Please provide complete information as applicable to your setup.
• Hardware Platform (GPU) A4000
• DeepStream Version 6.3 (from nvcr.io/nvidia/deepstream:6.3-gc-triton-devel container)
• NVIDIA GPU Driver Version (valid for GPU only) 535.161.07
I am running my model successfully, but I want to optimize memory transfer and for that reason my goal is to transfer input and output tensors to/from deepstream to/from triton via CUDA Shared Memory
I have setup the triton server to use GRPC, I have set enable_cuda_buffer_sharing:true
I have also set output_mem_type: MEMORY_TYPE_GPU
However, when I run the pipeline Triton reports
GRPC: unable to provide '<output tensor name>' in GPU, will use CPU
I thought maybe I did something wrong in the configuration, so I ran one of the example pipelines which uses GRPC and shared memory theoretically
deepstream-app -c /opt/nvidia/deepstream/deepstream/samples/configs/deepstream-app-triton-grpc/source4_1080p_dec_infer-resnet_tracker_sgie_tiled_display_int8.txt -i /opt/nvidia/deepstream/deepstream/samples/streams/sample_1080p_h264.mp4
But the result I got was the same: Triton reports the same error:
I0328 10:48:07.319988 3668929 tensorrt.cc:334] model Primary_Detector, instance Primary_Detector_0, executing 1 requests
I0328 10:48:07.320045 3668929 instance_state.cc:360] TRITONBACKEND_ModelExecute: Issuing Primary_Detector_0 with 1 requests
I0328 10:48:07.320058 3668929 instance_state.cc:409] TRITONBACKEND_ModelExecute: Running Primary_Detector_0 with 1 requests
I0328 10:48:07.320100 3668929 instance_state.cc:1437] Optimization profile default [0] is selected for Primary_Detector_0
I0328 10:48:07.320176 3668929 instance_state.cc:900] Context with profile default [0] is being executed for Primary_Detector_0
I0328 10:48:07.320722 3668929 infer_response.cc:167] add response output: output: conv2d_bbox, type: FP32, shape: [4,16,23,40]

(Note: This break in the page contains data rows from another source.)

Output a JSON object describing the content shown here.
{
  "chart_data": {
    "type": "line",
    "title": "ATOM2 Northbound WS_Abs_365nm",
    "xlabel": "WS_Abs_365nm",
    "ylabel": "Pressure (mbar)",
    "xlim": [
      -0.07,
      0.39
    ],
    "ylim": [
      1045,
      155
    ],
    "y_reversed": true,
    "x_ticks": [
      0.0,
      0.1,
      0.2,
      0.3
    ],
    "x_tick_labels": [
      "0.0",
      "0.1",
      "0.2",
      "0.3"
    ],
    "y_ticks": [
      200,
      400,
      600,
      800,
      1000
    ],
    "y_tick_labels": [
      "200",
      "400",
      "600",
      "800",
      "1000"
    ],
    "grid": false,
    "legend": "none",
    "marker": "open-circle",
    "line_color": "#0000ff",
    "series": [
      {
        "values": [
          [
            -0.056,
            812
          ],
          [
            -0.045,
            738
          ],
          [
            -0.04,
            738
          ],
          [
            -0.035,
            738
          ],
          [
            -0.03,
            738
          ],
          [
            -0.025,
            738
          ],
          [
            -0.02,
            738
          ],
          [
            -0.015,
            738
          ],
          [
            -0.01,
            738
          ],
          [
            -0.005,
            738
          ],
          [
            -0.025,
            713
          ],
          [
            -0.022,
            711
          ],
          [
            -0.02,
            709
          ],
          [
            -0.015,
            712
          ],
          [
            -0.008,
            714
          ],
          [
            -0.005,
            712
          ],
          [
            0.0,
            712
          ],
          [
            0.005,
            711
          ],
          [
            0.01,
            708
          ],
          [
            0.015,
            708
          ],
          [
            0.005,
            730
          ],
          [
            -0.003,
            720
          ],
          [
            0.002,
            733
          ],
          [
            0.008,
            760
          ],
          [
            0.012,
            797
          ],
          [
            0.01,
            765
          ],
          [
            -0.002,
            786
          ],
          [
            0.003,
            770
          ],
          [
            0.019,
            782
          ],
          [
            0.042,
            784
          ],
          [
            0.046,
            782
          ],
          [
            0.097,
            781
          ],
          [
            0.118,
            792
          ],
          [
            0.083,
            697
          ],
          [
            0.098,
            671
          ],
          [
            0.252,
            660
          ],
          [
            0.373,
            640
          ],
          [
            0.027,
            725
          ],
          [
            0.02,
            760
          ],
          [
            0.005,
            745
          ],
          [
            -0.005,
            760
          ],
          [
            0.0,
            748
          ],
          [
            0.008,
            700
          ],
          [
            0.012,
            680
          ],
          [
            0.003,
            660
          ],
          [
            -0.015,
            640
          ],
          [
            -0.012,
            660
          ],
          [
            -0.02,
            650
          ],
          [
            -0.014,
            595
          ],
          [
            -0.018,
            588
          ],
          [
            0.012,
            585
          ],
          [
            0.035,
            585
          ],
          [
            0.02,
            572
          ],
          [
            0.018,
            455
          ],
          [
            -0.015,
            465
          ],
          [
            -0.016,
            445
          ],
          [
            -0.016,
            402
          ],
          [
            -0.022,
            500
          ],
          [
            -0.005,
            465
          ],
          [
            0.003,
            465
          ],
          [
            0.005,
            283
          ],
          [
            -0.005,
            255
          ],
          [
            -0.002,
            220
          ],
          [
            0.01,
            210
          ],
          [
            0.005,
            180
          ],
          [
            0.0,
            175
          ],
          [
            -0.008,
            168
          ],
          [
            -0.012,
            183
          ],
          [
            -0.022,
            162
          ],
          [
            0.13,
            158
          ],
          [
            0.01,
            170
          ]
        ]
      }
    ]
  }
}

I0328 10:48:07.320761 3668929 grpc_server.cc:2916] GRPC: unable to provide 'conv2d_bbox' in GPU, will use CPU
I0328 10:48:07.320852 3668929 grpc_server.cc:2927] GRPC: using buffer for 'conv2d_bbox', size: 235520, addr: 0x77612c277900
I0328 10:48:07.320933 3668929 pinned_memory_manager.cc:161] pinned memory allocation: size 235520, addr 0x7763b6000090
I0328 10:48:07.321199 3668929 infer_response.cc:167] add response output: output: conv2d_cov/Sigmoid, type: FP32, shape: [4,4,23,40]
I0328 10:48:07.321223 3668929 grpc_server.cc:2916] GRPC: unable to provide 'conv2d_cov/Sigmoid' in GPU, will use CPU
I0328 10:48:07.321359 3668929 grpc_server.cc:2927] GRPC: using buffer for 'conv2d_cov/Sigmoid', size: 58880, addr: 0x77612c2b1110
I0328 10:48:07.321378 3668929 pinned_memory_manager.cc:161] pinned memory allocation: size 58880, addr 0x7763b60398a0
I0328 10:48:07.321536 3668929 grpc_server.cc:4123] ModelInferHandler::InferResponseComplete, 0 step ISSUED
I0328 10:48:07.321573 3668929 grpc_server.cc:3047] GRPC free: size 235520, addr 0x77612c277900
I0328 10:48:07.321585 3668929 grpc_server.cc:3047] GRPC free: size 58880, addr 0x77612c2b1110
I0328 10:48:07.321876 3668929 grpc_server.cc:3677] ModelInferHandler::InferRequestComplete
I0328 10:48:07.321891 3668929 grpc_server.cc:3959] Process for ModelInferHandler, rpc_ok=1, 0 step COMPLETE
I0328 10:48:07.321904 3668929 grpc_server.cc:2837] Done for ModelInferHandler, 0
What am I doing wrong? Could someone help me out?